第一次、第二次と二度の大戦を敵味方として戦った国々の首脳が同じ場所に集い、
共に未来の平和構築への思いを分かち合っている姿には胸を打たれるものがありました。
私は、今も終戦後のある日、ラジオを通し、A級戦犯に対する判決の言い渡しを聞いた時の
強い恐怖を忘れることが出来ません。
まだ中学生で、戦争から敗戦に至る事情や経緯につき知るところは少なく、
従ってその時の感情は、戦犯個人個人への憎しみ等であろう筈はなく、恐らくは国と国民という、
個人を越えた所のものに責任を負う立場があるということに対する、
身の震うような怖(おそ)れであったのだと思います。
「怖れ」という言葉を誤解されないように「憎しみ等であろう筈はなく」と書いて
おられますが。私は当時の中学生ならやっぱり「A級戦犯に死刑判決」と聞けば
「あんなひどい戦争を引き起こした責任を取る為の死」という感覚を持たれたのでは
ないかと思います。
戦後の日々、私が常に戦争や平和につき考えていたとは申せませんが、
戦中戦後の記憶は、消し去るには強く、たしか以前にもお話ししておりますが、
私はその後、自分がある区切りの年齢に達する都度、
戦時下をその同じ年齢で過ごした人々がどんなであったろうか、
と思いを巡らすことがよくありました。
ここの部分は陛下も同じで、それが対馬丸への慰霊などに繋がっているのだと思います。
両陛下は生きているけど、同世代の人達があの時、一歩間違ったら空襲で死んでいたかも
しれない、あるいは、戦後、人生が崩壊するような出来事にめぐり合ったかもしれない。
はからずも両陛下は、そのようなものから「守られて」生活してきた事に対する、罪悪感かなと。
まだ若い東宮妃であった頃、当時の東宮大夫から、
著者が私にも目を通して欲しいと送って来られたという一冊の本を見せられました。
長くシベリアに抑留されていた人の歌集で、中でも、帰国への期待をつのらせる中、
今年も早蕨(さわらび)が羊歯(しだ)になって春が過ぎていくという一首が特に悲しく、
この時以来、抑留者や外地で終戦を迎えた開拓民のこと、
その人たちの引き揚げ後も続いた苦労等に、心を向けるようになりました。
最近新聞で、自らもハバロフスクで抑留生活を送った人が、
十余年を費やしてシベリア抑留中の死者の名前、死亡場所等、出来る限り正確な名簿を
作り終えて亡くなった記事を読み、心を打たれました。
戦争を経験した人や遺族それぞれの上に、長い戦後の日々があったことを改めて思います。
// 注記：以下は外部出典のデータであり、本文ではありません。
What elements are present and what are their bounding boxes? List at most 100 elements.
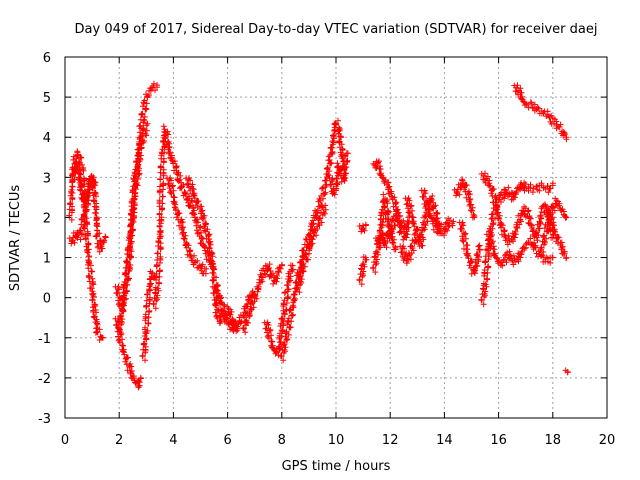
x-tick-label: 16 [490, 433, 507, 448]
data-point [196, 233, 207, 249]
y-tick-label: 5 [43, 91, 51, 106]
x-axis-label: GPS time / hours [282, 459, 391, 474]
data-point [470, 259, 481, 277]
data-point [563, 254, 570, 261]
series-arc-25 [451, 176, 478, 221]
data-point [143, 85, 154, 101]
data-point [473, 243, 483, 265]
y-tick-label: 3 [43, 171, 51, 186]
data-point [102, 234, 109, 241]
x-tick-label: 6 [223, 433, 231, 448]
data-point [217, 310, 229, 323]
series-arc-16 [326, 150, 351, 198]
data-point [436, 230, 442, 237]
series-arc-12 [240, 261, 285, 336]
data-point [481, 173, 491, 186]
x-tick-label: 2 [115, 433, 123, 448]
series-arc-20 [370, 158, 410, 235]
data-point [443, 217, 453, 230]
data-point [156, 155, 167, 242]
data-point [335, 127, 346, 152]
data-point [478, 281, 489, 308]
data-point [280, 286, 292, 313]
data-point [491, 252, 503, 265]
data-point [563, 134, 570, 141]
data-point [362, 254, 369, 261]
data-point [261, 319, 272, 332]
data-point [294, 261, 307, 296]
series-arc-1 [66, 148, 106, 343]
series-arc-18 [356, 221, 369, 235]
y-tick-label: 4 [43, 131, 51, 146]
data-point [543, 207, 554, 220]
y-tick-label: -2 [38, 372, 51, 387]
series-arc-21 [373, 223, 399, 253]
data-point [277, 329, 291, 364]
x-tick-label: 12 [382, 433, 399, 448]
data-point [416, 227, 426, 241]
data-point [269, 344, 280, 357]
data-point [340, 150, 351, 184]
data-point [486, 215, 497, 238]
data-point [521, 179, 534, 194]
y-tick-label: -3 [38, 412, 51, 427]
data-point [310, 203, 323, 221]
data-point [91, 182, 98, 189]
series-arc-29 [483, 231, 556, 269]
data-point [139, 329, 150, 364]
data-point [141, 287, 154, 334]
y-tick-label: 2 [43, 211, 51, 226]
series-arc-30 [511, 82, 570, 143]
data-point [402, 195, 413, 208]
data-point [508, 190, 518, 203]
data-point [197, 261, 206, 274]
data-point [476, 242, 483, 249]
data-point [315, 203, 329, 226]
series-arc-15 [294, 202, 329, 296]
data-point [527, 99, 538, 114]
data-point [356, 261, 367, 288]
data-point [85, 261, 97, 292]
series-arc-6 [112, 120, 151, 314]
data-point [216, 294, 225, 307]
series-arc-32 [543, 207, 570, 262]
data-point [90, 309, 101, 332]
data-point [129, 373, 139, 386]
data-points [66, 80, 571, 391]
series-arc-26 [456, 219, 483, 277]
x-tick-label: 0 [61, 433, 69, 448]
data-point [471, 214, 478, 221]
data-point [549, 182, 556, 189]
chart-title: Day 049 of 2017, Sidereal Day-to-day VTE… [75, 22, 598, 37]
data-point [429, 202, 441, 219]
data-point [343, 150, 350, 157]
data-point [433, 223, 442, 236]
series-arc-33 [562, 367, 571, 376]
data-point [480, 246, 493, 290]
data-point [137, 374, 144, 381]
data-point [299, 245, 313, 270]
series-arc-24 [418, 187, 442, 237]
data-point [483, 231, 494, 244]
data-point [380, 191, 392, 222]
series-arc-27 [478, 179, 556, 308]
data-point [461, 183, 473, 201]
x-tick-label: 8 [278, 433, 286, 448]
data-point [564, 368, 571, 375]
data-point [256, 271, 266, 285]
series-arc-3 [69, 160, 99, 206]
data-point [403, 226, 410, 233]
data-point [369, 249, 381, 276]
data-point [497, 189, 508, 202]
data-point [164, 175, 174, 188]
series-arc-17 [356, 254, 370, 288]
data-point [90, 193, 101, 237]
data-point [150, 285, 161, 312]
data-point [514, 250, 524, 263]
data-point [392, 246, 399, 253]
data-point [495, 192, 504, 205]
data-point [112, 283, 123, 300]
series-arc-8 [150, 123, 218, 312]
data-point [544, 108, 556, 125]
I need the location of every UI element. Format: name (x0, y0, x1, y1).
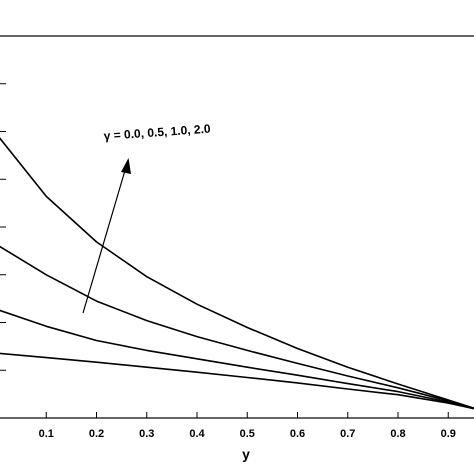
x-axis-ticks: 0.1 0.2 0.3 0.4 0.5 0.6 0.7 0.8 0.9 (39, 412, 456, 440)
x-tick-label: 0.2 (89, 428, 104, 440)
series-line-1 (0, 352, 474, 410)
plot-frame (0, 35, 474, 419)
x-tick-label: 0.3 (139, 428, 154, 440)
gamma-arrow-head (121, 158, 131, 174)
x-axis-label: y (242, 446, 250, 462)
x-tick-label: 0.7 (340, 428, 355, 440)
series-line-3 (0, 245, 474, 410)
x-tick-label: 0.6 (290, 428, 305, 440)
x-tick-label: 0.9 (441, 428, 456, 440)
gamma-annotation: γ = 0.0, 0.5, 1.0, 2.0 (103, 122, 211, 143)
series-line-4 (0, 137, 474, 410)
gamma-arrow-shaft (82, 166, 127, 314)
x-tick-label: 0.1 (39, 428, 54, 440)
series-line-2 (0, 309, 474, 410)
x-tick-label: 0.8 (390, 428, 405, 440)
x-tick-label: 0.5 (240, 428, 255, 440)
x-tick-label: 0.4 (189, 428, 205, 440)
series-group (0, 137, 474, 410)
y-axis-ticks (0, 83, 6, 371)
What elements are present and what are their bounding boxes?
第二次大戦では、島々を含む日本本土でも百万に近い人が亡くなりました。
又、信じられない数の民間の船が徴用され、六万に及ぶ民間人の船員が、
軍人や軍属、物資を運ぶ途上で船を沈められ亡くなっていることを、
昭和四十六年に観音崎で行われた慰霊祭で知り、その後陛下とご一緒に何度かその場所を訪ねました。
戦後七〇年の来年は、大勢の人たちの戦中戦後に思いを致す年になろうと思います。
世界のいさかいの多くが、何らかの報復という形をとってくり返し行われて来た中で、
わが国の遺族会が、一貫して平和で戦争のない世界を願って活動を続けて来たことを尊く思っています。
遺族の人たちの、自らの辛い体験を通して生まれた悲願を成就させるためにも、
今、平和の恩恵に与(あずか)っている私たち皆が、絶えず平和を志向し、
国内外を問わず、争いや苦しみの芽となるものを摘み続ける努力を積み重ねていくことが
大切ではないかと考えています。
「遺族会」・・・・どう解釈したらいいのか。
「平和」を志向する事が憲法順守であったり、安保体制反対だったり・・・だったのかなと。
ひねくれすぎてすみません。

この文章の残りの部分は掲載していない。